Sutherland Institute
- Formation: 1995; 31 years ago
- Founder: Gaylord K. Swim
- Type: Public policy think tank
- Tax ID no.: 87-0531727
- Legal status: 501(c)(3) think tank
- Headquarters: 420 E South Temple, Suite 510, Salt Lake City, Utah
- Location: Salt Lake City, Utah;
- President: Rick B. Larsen
- Revenue: $1.84 million (2023)
- Expenses: $2.17 million (2023)
- Website: www.sutherlandinstitute.org

= Sutherland Institute =

US think tank

Sutherland Institute is a conservative public policy think tank located in Salt Lake City, Utah. The institute was founded in 1995 by Utah businessman and philanthropist Gaylord K. Swim. The Sutherland Institute believes that families, private initiatives, voluntary associations, churches, and businesses are better than the government at solving problems.

==Organization==

George Sutherland, the Institute's namesake

The Sutherland Institute is a 501(c)(3) non-profit organization. According to the institute's website, Sutherland does not perform contract work or accept government grants.

The institute is named for George Sutherland, the first Utahn to serve on the U.S. Supreme Court. Sutherland also served as a United States senator prior to being appointed to the bench in 1922. The Sutherland Institute was founded in 1995 by Gaylord K. Swim. Swim was a noted Utah businessman and philanthropist. He died in 2005.

Rick B. Larsen serves as president and CEO of the institute. Prior presidents include Paul Mero, who served from 2000 until 2014, when he stepped down at the board's request. He was replaced by Stanford Swim, son of founder Gaylord Swim, as interim president. In March 2016, Boyd Matheson, a former chief of staff for US Senator Mike Lee, was appointed president of the think tank until he stepped down in January 2018 for a position at Deseret News and Larsen (then vice president of development) was appointed by the board.

In 2016, the institute had fifteen staffers and a $3 million annual budget.

==Policy positions==

- Economic policy
The institute's policy research on Utah's economy has focused on issues such as health care and property tax reform. The institute has advocated for increased charity health care as a method to provide health services for the uninsured (in place of government welfare or assistance programs).

- Education policy
Sutherland has advocated for greater educational freedom and less reliance on public schools. In March 2007, Utah became the first state to pass a universal school voucher law. The voucher law, which was supported by the institute, was overturned by referendum vote in November 2007. During the run-up to the referendum election, Sutherland issued a publication that presented the institute's view on the history of education in Utah.
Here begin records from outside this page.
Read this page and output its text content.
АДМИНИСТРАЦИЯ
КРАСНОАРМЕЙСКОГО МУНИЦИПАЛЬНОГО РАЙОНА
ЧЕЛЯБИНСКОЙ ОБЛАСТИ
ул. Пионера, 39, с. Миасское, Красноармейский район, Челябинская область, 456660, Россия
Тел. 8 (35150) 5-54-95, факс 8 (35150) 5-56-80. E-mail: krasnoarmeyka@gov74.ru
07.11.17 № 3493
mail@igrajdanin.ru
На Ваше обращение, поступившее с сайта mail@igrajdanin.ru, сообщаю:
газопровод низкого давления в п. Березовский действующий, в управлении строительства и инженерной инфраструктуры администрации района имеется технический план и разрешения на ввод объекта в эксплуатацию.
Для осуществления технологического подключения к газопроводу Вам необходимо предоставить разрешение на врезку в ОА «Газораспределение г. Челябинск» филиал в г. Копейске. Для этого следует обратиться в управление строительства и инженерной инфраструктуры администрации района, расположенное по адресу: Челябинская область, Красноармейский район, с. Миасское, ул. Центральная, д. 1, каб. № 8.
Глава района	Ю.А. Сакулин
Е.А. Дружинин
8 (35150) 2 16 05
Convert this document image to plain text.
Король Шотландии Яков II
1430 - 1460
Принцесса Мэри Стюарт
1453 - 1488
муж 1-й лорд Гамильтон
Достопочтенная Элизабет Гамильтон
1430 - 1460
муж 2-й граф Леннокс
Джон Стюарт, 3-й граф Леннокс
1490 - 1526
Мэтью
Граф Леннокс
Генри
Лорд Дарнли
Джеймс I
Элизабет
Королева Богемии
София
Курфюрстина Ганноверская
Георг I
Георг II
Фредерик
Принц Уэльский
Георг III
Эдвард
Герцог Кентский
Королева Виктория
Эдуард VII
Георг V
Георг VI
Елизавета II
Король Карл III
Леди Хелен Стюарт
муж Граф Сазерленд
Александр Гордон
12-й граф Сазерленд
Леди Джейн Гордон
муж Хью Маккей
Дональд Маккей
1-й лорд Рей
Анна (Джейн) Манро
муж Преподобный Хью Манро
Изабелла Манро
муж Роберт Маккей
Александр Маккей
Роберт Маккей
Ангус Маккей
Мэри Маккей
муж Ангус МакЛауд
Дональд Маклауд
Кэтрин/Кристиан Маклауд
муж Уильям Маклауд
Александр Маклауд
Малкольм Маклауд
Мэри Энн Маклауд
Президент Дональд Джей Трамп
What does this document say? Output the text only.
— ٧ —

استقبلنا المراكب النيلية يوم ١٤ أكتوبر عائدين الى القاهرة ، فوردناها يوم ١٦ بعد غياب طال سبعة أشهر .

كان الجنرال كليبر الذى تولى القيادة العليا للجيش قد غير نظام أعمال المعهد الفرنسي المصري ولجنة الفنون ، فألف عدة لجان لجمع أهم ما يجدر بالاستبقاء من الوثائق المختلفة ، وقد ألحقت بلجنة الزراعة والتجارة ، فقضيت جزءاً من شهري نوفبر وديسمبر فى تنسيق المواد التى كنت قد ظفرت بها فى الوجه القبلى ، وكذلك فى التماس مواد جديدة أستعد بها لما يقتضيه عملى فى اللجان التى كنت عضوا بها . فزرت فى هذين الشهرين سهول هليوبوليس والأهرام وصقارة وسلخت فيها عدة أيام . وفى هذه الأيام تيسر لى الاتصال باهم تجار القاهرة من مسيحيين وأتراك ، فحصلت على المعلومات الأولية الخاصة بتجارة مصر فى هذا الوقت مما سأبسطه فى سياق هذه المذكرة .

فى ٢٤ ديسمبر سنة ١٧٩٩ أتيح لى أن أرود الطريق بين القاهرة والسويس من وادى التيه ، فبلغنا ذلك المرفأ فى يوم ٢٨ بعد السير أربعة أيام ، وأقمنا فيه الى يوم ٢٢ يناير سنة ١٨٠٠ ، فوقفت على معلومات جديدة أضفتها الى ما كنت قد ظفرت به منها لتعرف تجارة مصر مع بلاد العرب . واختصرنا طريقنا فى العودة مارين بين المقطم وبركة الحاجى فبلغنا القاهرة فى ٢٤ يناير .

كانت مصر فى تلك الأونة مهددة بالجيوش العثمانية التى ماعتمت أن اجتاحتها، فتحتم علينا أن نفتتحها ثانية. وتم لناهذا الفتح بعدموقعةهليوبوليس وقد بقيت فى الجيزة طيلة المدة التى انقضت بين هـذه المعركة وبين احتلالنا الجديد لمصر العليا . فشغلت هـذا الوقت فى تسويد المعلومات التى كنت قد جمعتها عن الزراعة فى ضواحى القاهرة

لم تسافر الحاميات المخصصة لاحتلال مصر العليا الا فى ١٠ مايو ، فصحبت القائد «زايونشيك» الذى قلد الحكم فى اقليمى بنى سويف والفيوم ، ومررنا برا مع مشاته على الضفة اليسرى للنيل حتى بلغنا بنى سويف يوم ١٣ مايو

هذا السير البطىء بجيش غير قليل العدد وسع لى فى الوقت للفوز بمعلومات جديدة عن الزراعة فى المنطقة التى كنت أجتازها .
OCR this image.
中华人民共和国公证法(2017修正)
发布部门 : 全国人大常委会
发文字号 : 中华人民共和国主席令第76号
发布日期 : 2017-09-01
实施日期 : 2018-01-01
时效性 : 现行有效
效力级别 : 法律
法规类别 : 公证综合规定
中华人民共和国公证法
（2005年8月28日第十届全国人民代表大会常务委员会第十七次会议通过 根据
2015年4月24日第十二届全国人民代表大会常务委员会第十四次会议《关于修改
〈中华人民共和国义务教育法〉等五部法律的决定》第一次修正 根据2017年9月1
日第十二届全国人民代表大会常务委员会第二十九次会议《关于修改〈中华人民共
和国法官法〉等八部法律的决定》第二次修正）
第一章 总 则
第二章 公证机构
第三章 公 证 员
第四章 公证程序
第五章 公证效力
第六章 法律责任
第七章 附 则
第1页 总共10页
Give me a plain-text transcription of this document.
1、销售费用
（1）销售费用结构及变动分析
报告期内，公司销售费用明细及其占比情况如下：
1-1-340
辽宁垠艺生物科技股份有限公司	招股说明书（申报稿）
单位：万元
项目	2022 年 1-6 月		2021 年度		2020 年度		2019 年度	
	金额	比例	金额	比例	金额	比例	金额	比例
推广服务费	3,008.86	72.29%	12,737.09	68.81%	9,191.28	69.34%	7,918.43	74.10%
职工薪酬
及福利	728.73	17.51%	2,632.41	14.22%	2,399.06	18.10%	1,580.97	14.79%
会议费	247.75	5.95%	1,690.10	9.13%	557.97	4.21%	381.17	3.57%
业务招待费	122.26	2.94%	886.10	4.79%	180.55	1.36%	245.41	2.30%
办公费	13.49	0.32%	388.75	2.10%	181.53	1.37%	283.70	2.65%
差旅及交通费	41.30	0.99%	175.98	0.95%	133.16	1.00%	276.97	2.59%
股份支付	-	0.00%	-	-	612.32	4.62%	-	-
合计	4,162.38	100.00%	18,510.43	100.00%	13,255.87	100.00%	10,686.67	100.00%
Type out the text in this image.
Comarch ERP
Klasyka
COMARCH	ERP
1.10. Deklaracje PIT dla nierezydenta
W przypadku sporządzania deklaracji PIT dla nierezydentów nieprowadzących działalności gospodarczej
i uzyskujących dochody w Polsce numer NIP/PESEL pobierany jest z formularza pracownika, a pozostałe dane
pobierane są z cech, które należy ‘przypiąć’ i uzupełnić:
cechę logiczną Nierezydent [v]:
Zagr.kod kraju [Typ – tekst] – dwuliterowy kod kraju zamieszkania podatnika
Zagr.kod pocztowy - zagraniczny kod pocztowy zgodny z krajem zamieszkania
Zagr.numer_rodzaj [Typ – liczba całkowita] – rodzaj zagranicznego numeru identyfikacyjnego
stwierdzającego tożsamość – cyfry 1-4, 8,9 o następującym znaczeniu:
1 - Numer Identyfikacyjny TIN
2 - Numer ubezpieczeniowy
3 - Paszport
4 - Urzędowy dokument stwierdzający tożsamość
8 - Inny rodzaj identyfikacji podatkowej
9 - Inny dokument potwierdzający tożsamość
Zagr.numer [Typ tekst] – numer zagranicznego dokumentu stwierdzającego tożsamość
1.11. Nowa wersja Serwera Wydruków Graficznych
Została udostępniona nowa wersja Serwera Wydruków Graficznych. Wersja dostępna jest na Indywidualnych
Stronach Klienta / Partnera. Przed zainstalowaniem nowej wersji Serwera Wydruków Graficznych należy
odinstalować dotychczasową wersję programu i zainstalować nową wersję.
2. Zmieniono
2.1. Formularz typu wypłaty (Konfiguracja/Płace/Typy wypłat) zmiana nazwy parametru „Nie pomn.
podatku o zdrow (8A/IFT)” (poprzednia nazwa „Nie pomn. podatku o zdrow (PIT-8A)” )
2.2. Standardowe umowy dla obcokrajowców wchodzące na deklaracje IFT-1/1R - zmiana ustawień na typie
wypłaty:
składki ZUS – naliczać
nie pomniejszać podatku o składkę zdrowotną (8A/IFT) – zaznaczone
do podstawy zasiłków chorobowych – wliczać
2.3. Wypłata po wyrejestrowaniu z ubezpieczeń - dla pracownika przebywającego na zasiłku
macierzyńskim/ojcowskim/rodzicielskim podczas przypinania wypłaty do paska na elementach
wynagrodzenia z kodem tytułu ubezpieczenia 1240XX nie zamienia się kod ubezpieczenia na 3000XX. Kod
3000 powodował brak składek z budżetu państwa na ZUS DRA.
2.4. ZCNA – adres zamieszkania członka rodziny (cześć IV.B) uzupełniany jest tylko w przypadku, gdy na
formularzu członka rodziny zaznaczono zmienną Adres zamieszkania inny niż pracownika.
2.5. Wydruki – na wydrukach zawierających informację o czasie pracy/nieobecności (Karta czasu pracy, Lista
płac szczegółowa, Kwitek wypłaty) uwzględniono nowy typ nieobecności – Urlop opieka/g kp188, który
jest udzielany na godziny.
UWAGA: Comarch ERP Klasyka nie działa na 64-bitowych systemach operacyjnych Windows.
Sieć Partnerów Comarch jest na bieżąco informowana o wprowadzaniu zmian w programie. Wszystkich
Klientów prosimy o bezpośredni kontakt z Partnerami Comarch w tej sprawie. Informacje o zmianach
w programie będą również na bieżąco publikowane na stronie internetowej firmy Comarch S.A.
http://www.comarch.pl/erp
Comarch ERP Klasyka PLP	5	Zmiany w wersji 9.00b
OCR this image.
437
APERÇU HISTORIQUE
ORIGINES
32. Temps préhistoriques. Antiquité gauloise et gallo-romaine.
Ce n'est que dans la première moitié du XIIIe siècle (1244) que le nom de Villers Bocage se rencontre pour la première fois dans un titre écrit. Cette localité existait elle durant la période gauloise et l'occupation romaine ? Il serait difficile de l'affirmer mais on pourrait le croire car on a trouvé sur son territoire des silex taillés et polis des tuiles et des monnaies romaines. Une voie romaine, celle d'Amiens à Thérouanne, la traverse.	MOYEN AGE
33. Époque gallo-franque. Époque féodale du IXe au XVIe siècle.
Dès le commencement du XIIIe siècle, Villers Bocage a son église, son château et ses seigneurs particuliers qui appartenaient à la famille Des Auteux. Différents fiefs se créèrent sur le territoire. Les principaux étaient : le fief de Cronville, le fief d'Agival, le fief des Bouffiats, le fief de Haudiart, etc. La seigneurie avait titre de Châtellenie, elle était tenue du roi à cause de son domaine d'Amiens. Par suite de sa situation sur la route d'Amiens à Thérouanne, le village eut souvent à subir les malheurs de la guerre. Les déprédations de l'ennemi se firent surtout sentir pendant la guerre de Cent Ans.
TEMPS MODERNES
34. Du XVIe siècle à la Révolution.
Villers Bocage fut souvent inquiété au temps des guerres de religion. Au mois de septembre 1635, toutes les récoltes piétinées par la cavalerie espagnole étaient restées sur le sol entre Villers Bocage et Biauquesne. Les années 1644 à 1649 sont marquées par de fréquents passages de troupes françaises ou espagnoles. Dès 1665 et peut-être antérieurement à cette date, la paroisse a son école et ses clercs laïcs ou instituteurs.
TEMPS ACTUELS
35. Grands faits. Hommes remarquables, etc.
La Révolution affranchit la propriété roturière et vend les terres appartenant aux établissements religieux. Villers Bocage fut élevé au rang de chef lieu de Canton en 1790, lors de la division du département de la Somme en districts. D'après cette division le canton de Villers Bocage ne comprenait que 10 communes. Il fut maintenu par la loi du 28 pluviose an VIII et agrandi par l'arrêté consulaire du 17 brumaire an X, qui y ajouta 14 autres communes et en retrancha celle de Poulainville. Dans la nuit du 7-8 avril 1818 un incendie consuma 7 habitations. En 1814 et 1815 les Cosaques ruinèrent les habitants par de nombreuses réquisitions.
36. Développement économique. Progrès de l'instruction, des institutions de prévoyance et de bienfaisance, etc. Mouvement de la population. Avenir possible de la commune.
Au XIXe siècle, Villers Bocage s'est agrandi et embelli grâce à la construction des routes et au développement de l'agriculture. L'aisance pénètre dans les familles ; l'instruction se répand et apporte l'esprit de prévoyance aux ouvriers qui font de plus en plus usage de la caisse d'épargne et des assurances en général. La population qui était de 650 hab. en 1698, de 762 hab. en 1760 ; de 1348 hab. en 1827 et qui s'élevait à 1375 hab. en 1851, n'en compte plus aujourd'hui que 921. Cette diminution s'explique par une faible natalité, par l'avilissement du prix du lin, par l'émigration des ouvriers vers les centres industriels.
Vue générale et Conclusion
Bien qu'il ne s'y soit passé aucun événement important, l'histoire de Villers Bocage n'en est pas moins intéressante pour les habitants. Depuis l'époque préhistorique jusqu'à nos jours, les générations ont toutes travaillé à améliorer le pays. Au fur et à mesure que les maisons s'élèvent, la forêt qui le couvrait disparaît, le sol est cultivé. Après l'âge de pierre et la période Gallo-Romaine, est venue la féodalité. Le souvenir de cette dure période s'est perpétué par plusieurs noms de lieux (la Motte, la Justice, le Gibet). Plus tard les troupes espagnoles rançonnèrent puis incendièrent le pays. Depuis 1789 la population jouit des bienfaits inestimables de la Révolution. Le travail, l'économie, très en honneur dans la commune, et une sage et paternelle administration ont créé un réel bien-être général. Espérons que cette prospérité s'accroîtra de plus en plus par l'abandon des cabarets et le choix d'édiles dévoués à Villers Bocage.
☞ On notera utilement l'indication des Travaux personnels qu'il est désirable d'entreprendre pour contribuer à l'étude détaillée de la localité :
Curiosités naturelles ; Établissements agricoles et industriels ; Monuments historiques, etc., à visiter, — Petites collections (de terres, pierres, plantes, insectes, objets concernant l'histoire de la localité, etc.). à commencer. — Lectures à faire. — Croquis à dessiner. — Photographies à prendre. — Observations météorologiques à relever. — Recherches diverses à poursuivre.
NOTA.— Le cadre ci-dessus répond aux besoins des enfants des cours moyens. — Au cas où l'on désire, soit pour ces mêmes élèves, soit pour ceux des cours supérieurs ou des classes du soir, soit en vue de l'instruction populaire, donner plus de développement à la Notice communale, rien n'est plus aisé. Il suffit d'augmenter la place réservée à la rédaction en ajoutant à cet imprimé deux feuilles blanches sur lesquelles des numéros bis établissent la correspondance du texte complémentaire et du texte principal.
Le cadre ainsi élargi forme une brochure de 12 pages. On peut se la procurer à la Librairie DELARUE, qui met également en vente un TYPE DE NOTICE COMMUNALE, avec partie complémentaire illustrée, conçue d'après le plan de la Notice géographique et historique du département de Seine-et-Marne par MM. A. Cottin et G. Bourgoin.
Sutherland released a subsequent companion article in a peer-reviewed law journal as part of an academic conference about school choice.

Sutherland's then-president Paul Mero collaborated with Daniel Witte, Sutherland's lead attorney, to publish a book titled Removing Classrooms from the Battlefield: Liberty, Paternalism, and the Redemptive Promise of Educational Choice, which focuses on the historical evolution of the parental liberty Doctrine.

- Immigration policy
In 2008, Sutherland issued two reports on illegal immigration in Utah, Onus or Opportunity: Conservatism and Illegal Immigration in Utah and Utah's Citizens and Illegal Immigrants: Side-by-Side. These reports, which concluded that "we should welcome all people of good will to our state" drew criticism from Republican politicians and praise from the editorial board of the Deseret News, which wrote that Sutherland's immigration policy "stands squarely on the side of compassion, accommodation, and realistic reforms."

- Family policy
In 2005, Sutherland contacted 232 local Utah governments with a proposal for a resolution whereby cities would state their support of Sutherland's definition of the family as a man, woman, and children. One city, Kanab, Utah, accepted and enacted the resolution, which was criticized as homophobic by some city residents and elected officials.

In 2013, former institute president Paul Mero voiced opposition to the annual Sundance Film Festival, saying Utah taxpayers should not have to subsidize a festival which featured obscenity and pornography.

The institute's opposition to a state-proposed nondiscrimination law placed it at odds with the Church of Jesus Christ of Latter-day Saints, which was pushing for the ordinance in place of more sweeping societal changes. Mero's involvement in the matter was later cited by the institute's board of directors as a reason that he was asked to resign in August 2014.

- Limited government
In February 2007, Edwin Feulner announced the creation of Sutherland's Center for Limited Government, to focus on limiting the size and scope of government, promoting government transparency, and ending taxpayer subsidies of private companies.

- Environment
In November 2002, Paul Mero presented a speech entitled "Why I'm Not an Environmentalist" at a conference called Dialogue Utah organized by Utah Issues, Sutherland, the University of Utah Hinckley Institute of Politics and the Utah Foundation, a politically neutral public policy research group.